Into the 'Wild': I Lost Someone Special, Then I Decided to Hit the Road for Two Months

 (Image:  Pixabay )

(Image: Pixabay)

Whether you’ve read the book, seen the movie, or simply come across the title when perusing the shelves at the bookstore, most of you are probably familiar with the Cheryl Strayed novel Wild. For those who aren’t, however, allow me a quick summary: after losing her mother at the young age of 22, Cheryl decided to venture off to conquer the Pacific Crest Trail on her own, walking more than a thousand miles from the Mojave Desert in California all the way up to Washington State. Her novel tells the true tale of her healing journey, explaining, in her own words, how she went “from lost to found on the Pacific Crest Trail.”

Like Cheryl, I lost my mother at a young age, too, when I was just 23. And like Cheryl, I decided venturing out on my own was exactly the thing I needed to do in order to do some healing of my own. Rather than hike a thousand miles, though, I decided to go “wild” in a different way: by packing up my car and heading out on a road trip across the U.S.

 “Life’s a rollercoaster and it’s never going to stop, so it’s best to just roll with it and get the adventure in along the way.” - Mel

“Life’s a rollercoaster and it’s never going to stop, so it’s best to just roll with it and get the adventure in along the way.” - Mel

I took two months to travel to 22 states, putting over 8,500 miles on my car. I went to new places with old friends and old places with new friends. Sometimes I drove 14 hours in a day, others maybe one. I listened to hours of podcasts (“Stuff You Should Know” was a favorite of mine), audio books (mostly funny stories, so I wouldn't fall asleep), and A LOT of music.

I ate a whole lot of delicious food: sushi in Seattle that was to die for, street tacos in San Diego that took tacos to another level, biscuits in Nashville that made me consider moving to town — just to name a few. Eating my way across America would be another story all to itself (be on the lookout for that post in the future!).

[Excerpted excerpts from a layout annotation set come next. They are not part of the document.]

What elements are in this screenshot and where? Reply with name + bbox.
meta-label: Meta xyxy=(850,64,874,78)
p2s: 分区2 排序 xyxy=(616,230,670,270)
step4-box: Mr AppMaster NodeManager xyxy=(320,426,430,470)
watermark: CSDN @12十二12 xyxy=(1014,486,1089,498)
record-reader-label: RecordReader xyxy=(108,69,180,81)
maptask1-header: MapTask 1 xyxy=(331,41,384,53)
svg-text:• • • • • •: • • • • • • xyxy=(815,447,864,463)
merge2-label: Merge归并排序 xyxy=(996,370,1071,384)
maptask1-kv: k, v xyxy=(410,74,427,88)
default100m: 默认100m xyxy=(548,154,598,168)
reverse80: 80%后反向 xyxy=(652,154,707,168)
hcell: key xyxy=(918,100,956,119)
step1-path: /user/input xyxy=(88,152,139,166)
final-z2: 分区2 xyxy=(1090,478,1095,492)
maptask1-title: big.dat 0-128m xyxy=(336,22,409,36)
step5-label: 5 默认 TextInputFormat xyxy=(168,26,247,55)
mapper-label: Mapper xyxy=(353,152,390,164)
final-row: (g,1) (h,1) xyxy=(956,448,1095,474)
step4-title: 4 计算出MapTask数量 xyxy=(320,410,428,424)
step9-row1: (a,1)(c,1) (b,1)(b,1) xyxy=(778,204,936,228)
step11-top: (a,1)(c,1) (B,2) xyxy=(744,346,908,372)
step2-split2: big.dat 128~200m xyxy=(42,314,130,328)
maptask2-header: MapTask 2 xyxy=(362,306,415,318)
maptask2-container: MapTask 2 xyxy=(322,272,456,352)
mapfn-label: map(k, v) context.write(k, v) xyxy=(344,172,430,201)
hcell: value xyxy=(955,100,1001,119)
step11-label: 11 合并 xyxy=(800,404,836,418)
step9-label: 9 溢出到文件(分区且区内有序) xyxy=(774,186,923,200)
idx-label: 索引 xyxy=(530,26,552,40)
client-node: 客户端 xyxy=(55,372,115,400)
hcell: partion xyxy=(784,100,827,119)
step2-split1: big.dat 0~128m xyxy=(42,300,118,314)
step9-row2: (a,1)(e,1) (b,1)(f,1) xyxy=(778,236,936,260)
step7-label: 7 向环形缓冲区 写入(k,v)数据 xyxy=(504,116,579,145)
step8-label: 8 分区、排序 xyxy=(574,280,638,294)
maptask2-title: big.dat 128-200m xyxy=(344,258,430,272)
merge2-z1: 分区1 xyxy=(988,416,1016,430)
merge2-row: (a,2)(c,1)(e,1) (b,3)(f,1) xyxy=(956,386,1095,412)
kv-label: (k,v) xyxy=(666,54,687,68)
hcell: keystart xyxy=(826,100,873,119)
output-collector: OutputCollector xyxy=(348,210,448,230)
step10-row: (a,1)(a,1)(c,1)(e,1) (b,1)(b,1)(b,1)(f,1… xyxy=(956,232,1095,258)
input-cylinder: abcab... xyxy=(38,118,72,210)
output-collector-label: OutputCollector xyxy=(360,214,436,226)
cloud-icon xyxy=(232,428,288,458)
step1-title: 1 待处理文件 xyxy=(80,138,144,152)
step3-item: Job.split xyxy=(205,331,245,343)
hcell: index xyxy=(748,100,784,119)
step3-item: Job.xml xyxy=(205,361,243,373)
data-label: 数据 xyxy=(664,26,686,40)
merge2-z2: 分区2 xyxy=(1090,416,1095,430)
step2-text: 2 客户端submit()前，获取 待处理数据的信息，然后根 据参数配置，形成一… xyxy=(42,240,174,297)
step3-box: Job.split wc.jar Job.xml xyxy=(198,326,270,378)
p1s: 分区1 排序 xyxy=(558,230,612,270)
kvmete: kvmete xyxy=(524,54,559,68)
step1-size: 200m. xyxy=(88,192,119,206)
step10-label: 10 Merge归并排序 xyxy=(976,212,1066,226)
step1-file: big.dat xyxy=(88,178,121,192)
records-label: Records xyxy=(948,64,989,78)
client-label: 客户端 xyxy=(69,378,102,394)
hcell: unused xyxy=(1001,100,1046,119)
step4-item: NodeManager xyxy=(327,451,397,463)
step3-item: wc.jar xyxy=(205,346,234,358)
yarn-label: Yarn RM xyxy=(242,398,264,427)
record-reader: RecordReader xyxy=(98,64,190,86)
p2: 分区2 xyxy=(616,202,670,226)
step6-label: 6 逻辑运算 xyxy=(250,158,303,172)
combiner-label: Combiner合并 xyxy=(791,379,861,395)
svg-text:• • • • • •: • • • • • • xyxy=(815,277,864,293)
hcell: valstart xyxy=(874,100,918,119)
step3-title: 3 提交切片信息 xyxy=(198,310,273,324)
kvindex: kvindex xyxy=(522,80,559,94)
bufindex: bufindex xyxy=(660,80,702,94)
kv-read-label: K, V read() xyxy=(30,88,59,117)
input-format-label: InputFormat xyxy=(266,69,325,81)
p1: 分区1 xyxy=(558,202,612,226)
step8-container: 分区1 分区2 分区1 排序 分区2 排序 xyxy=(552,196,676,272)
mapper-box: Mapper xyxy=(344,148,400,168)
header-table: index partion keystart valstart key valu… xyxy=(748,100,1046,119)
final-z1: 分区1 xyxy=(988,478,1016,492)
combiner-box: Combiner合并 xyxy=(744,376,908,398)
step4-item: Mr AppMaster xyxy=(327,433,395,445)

I spent time with people who knew my story and wouldn’t judge if I laughed and cried in the same sentence, which became a regular occurrence throughout my grief journey. Ultimately, my two-month trip caused the travel bug to bite me hard. It caught on fire and I needed to see more; I couldn’t stop.

Following my cross-country road trip, planning took off for a seven-week backpacking trip through Europe. I would wind up visiting five countries and learning more about myself than I ever thought possible. That’s because travel is healing in so many ways. I told myself I just needed to breathe and take a year off from my other responsibilities to go on the adventure of a lifetime. Months later, I never could have imagined the adventure I’ve experienced.

I’m here to tell you one thing: you don’t have to wait for a life-changing experience to plan the hike, map out the road trip, or book the tickets — just do it! Life's a rollercoaster and it’s never going to stop, so it’s best to just roll with it and get the adventure in along the way. Whether you go with someone or go by yourself, the important thing is that you go. Even if you’re out there on your own, there’s no reason you have to feel all alone. There are so many beautiful people in the world and there’s no reason you shouldn’t get out there and meet as many as you can.